For starters: Ms Lewin’s article refers to no Catholic universities or colleges, or even any church-related institution. This is odd, since it is on such campuses that we still find a stronger commitment to the Humanities, including philosophy, religious studies, and also theology (the latter largely absent from the state and secular universities). A fuller version of the Times report would have to address also what is going on at religiously-affiliated institutions, not because they are immune to the same pressures of technology and job training, but because they are still better at getting the deeper sense of the human that underlies the Humanities. Stanford and Harvard might learn from BC and Notre Dame and many a smaller institution on what you need to have in place for there to be a Humanities at all. If we do not understand the human, or believe that “the human” and “the true” (Harvard’s veritas) mean something universal and enduring, how can the Humanities stand?
More broadly: The problem of the Humanities today is also and more deeply grounded in the ever more robust and vital multiculturalism of our society. One reason we don’t study the classics anymore is that there is no longer a single set of classics or great literary texts that are the foundations for all of us. We no longer share a cultural narrative that makes it convincing to imagine that Homer and Vergil, Plato and Aristotle, Augustine and Aquinas, Shakespeare and Dostoevsky are the books that we all need to read because they are the key books of our past. Yes, the case can be made for reading such works as part of any serious education, and yes too, they have particular power given the history of the modern West. But no, they are not obviously more important or compelling or illuminating of the human than the classics of every other human culture. There are no convincing arguments today for studying and teaching only the classics of the West, from the Greeks to the French, Germans, and British. The human still needs to be studied and pondered, quite apart from what is technologically impressive or economically useful, but mono-cultural study will only fail, because there is no longer a mono-culture.

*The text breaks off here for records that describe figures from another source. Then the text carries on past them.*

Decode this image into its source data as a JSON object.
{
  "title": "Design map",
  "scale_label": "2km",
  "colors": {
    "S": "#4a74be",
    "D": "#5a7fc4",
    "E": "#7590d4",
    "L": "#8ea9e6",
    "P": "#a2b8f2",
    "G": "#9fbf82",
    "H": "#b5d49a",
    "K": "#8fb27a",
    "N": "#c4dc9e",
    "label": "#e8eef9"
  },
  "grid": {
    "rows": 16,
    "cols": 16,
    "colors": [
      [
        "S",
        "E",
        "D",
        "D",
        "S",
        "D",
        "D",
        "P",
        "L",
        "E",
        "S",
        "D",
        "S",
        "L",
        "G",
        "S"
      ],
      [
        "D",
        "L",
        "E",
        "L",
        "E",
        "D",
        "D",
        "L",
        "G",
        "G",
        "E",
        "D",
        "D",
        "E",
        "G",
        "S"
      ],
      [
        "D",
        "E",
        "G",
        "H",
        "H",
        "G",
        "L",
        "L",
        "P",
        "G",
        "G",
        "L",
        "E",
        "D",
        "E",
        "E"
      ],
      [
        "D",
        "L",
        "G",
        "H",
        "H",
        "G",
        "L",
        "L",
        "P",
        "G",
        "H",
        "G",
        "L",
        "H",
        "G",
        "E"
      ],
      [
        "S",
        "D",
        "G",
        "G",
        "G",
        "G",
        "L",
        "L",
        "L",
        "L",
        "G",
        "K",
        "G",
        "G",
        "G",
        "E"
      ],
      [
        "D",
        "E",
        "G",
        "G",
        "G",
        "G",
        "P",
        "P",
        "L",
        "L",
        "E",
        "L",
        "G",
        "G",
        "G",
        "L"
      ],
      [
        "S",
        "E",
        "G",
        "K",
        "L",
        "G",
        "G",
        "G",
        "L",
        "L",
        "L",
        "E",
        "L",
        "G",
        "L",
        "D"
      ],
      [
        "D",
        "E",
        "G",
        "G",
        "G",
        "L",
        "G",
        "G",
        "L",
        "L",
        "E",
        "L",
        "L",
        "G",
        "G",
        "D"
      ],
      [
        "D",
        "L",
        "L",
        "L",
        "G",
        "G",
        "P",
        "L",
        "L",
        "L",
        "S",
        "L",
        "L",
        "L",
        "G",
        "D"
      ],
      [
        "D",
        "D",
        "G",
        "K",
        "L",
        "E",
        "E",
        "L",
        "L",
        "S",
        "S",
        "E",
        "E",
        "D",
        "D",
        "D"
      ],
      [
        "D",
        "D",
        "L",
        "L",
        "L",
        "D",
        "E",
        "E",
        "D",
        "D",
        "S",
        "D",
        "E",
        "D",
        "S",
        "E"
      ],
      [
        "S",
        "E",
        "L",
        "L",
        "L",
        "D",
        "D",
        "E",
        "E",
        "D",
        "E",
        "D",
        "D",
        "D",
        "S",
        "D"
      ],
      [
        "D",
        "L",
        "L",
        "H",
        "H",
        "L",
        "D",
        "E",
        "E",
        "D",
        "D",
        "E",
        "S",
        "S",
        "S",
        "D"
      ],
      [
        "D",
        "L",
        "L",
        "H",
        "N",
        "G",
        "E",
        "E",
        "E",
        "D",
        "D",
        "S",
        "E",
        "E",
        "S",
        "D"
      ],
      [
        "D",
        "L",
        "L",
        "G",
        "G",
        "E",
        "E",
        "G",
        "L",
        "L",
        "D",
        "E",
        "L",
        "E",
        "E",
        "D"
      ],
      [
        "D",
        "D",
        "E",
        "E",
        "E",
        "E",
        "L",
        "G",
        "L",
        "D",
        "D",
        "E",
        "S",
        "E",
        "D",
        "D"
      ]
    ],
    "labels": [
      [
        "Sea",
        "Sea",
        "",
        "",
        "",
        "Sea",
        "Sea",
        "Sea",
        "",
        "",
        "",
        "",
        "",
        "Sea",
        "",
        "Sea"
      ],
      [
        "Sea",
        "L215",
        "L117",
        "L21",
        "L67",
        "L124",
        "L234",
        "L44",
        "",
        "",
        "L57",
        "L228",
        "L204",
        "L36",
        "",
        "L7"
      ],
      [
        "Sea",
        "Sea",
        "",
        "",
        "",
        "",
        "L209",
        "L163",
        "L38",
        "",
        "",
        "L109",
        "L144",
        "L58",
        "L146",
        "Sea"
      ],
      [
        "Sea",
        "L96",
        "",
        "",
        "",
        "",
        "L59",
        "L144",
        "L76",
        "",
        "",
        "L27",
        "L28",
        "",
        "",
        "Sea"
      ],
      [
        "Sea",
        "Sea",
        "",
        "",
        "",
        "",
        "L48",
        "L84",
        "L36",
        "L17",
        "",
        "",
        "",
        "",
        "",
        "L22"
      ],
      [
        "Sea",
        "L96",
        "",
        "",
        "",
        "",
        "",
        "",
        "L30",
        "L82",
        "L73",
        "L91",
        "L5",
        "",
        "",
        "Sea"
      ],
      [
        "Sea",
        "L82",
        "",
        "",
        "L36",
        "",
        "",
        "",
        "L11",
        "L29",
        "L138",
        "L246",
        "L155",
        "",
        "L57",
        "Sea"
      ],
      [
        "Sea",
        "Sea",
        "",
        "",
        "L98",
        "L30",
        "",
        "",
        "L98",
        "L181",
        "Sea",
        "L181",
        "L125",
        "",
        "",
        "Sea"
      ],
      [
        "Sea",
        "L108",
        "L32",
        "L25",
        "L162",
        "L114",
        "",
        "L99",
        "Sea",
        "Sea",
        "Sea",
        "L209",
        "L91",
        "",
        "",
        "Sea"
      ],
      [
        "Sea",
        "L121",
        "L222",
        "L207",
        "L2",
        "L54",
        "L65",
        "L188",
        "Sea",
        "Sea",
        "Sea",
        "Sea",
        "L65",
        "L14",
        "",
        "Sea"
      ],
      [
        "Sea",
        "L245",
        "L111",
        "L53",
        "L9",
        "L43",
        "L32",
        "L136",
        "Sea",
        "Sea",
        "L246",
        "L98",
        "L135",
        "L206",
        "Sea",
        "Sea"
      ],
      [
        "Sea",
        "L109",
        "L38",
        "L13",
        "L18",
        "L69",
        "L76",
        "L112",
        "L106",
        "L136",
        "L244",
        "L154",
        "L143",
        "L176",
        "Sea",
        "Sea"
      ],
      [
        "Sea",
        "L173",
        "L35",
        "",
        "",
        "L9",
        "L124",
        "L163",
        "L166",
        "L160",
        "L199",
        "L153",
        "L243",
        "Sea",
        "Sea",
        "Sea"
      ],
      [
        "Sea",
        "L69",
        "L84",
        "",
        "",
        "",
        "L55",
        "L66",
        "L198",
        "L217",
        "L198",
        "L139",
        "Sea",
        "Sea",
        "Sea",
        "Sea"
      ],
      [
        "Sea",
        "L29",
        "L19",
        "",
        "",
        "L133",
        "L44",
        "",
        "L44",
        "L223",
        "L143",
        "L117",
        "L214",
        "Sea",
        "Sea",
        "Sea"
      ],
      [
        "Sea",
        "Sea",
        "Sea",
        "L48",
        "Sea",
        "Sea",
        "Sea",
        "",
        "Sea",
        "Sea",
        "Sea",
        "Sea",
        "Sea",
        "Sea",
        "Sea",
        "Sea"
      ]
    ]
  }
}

There are obvious classic literatures in other cultures too, written, oral, inscribed in art and performance, that should be part of American education in the future, if there is to be a Humanites still connected to the human. Thus, to draw on the cultures of India with which I am familiar (and to repeat what many scholars have said before), every American student would do well to read the epic tales of the Ramayana and Mahabharata, and the playwright Kalidasa, the philosophical texts of Yoga, Vedanta, and Nyaya logic, the Buddhist traditions, and the numerous more localized literatures of each part of India, such as the classical love and war poetry of Tamil South India. At least insofar as we are talking about our literary heritage, it makes no sense to read the Gospels and not the Bhagavad Gita.

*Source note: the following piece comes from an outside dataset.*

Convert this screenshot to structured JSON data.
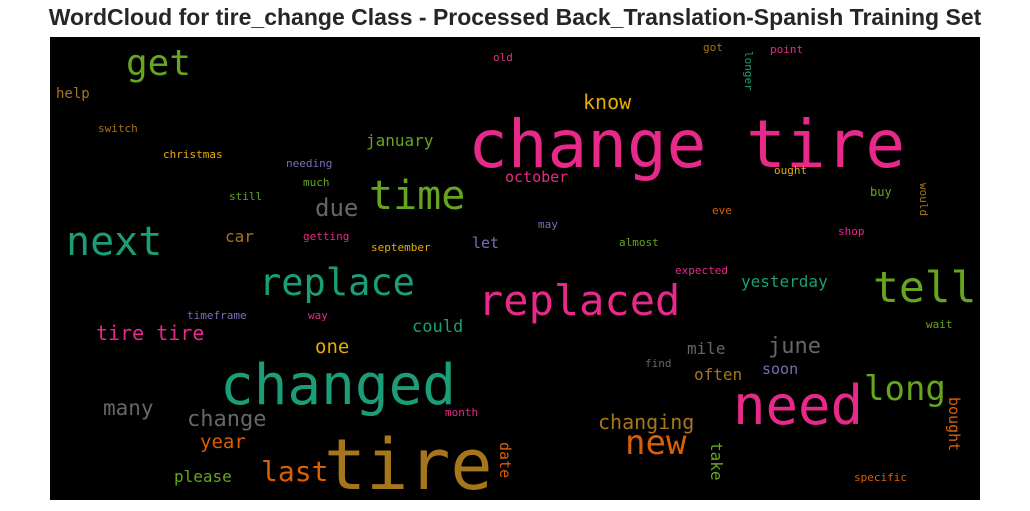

More deeply: we have a lot of work to do if we are to conceive of classics for all of us, our shared great books, beyond outdated past conceptions of the West. That many of the books of world literature are taught on campus these days, in some institutions, is in itself not enough, since without a deeper conversation, the impression will be simply that there is no common ground or, rather, many "humans." The goal of the conversation is not a monolithic view of humanity, but an interlocking, interwoven shared ground that creates a new canon, such as helps us to recognize what in fact was there in the first place (and not merely our invention). We still haven’t had nearly enough of the needed, albeit tricky, cultural dialogue regarding what it means to be human today, when all of the great humane traditions are off balance, even as they are more available than ever before, and potentially potent in remedying what ails modern America. We still need to face up to all the campus and curricular issues the Times article mentions, but if we don’t do more to learn each other’s great traditions, the Humanities will surely be ever more marginalized, and then we all, off campus too, will be the losers.